Researchers in Switzerland have demonstrated how minute silicon pillars yield to pressure under load and undergo plastic deformation in the same way as metal.
The findings from Empa (Swiss Federal Laboratories for Materials Testing and Research) are contrary to long-held beliefs about the properties of silicon.
Silicon is usually considered to be as brittle and breakable as window glass. The Empa research team demonstrated that this is not the case if silicon is fashioned into pillars of diameters less than 400nm.
Silicon is the most commonly used raw material in the semiconductor and photovoltaic industries, yet the material’s brittleness presents limits.
Johann Michler, head of Empa’s Mechanics of Materials and Nanostructures laboratory in Thun, and his colleagues showed how this brittleness disappears on the nanometre scale.
The team demonstrated this by treating a silicon plate using a Focused Ion Beam (FIB) instrument, which is used for the analysis and preparation of surfaces.
Using a beam of gallium ions, the team removed ring-shaped zones of material from the plate layer by layer, leaving only tiny pillars of silicon standing. The diameters of the pillars varied between 230 and 940nm.

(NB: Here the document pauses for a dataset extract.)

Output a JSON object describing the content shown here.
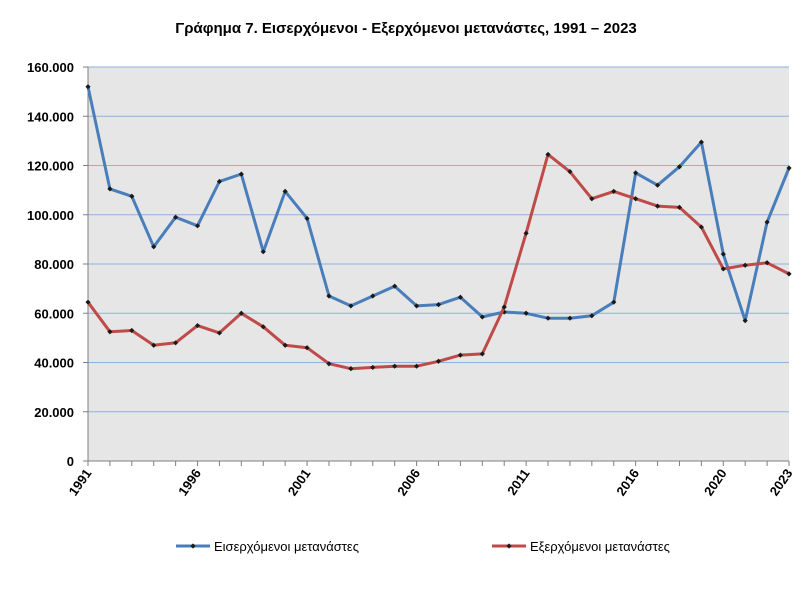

The pillar-bending tests involved applying a force to the columns with a micro- and nano-precision tool called a nanoindenter. The flattened tip of a pyramid-shaped diamond tool, mounted in a scanning electron microscope, was pressed down along the longitudinal axis of a silicon column. The force exerted by the tip was continuously measured.
‘Our results show that it might be possible to use silicon like a metal in mechanical applications if the dimensions of the silicon structure are small enough,’ said Michler.
The discovery opens the way for completely new design techniques for mechanical microsystems and the watch industry.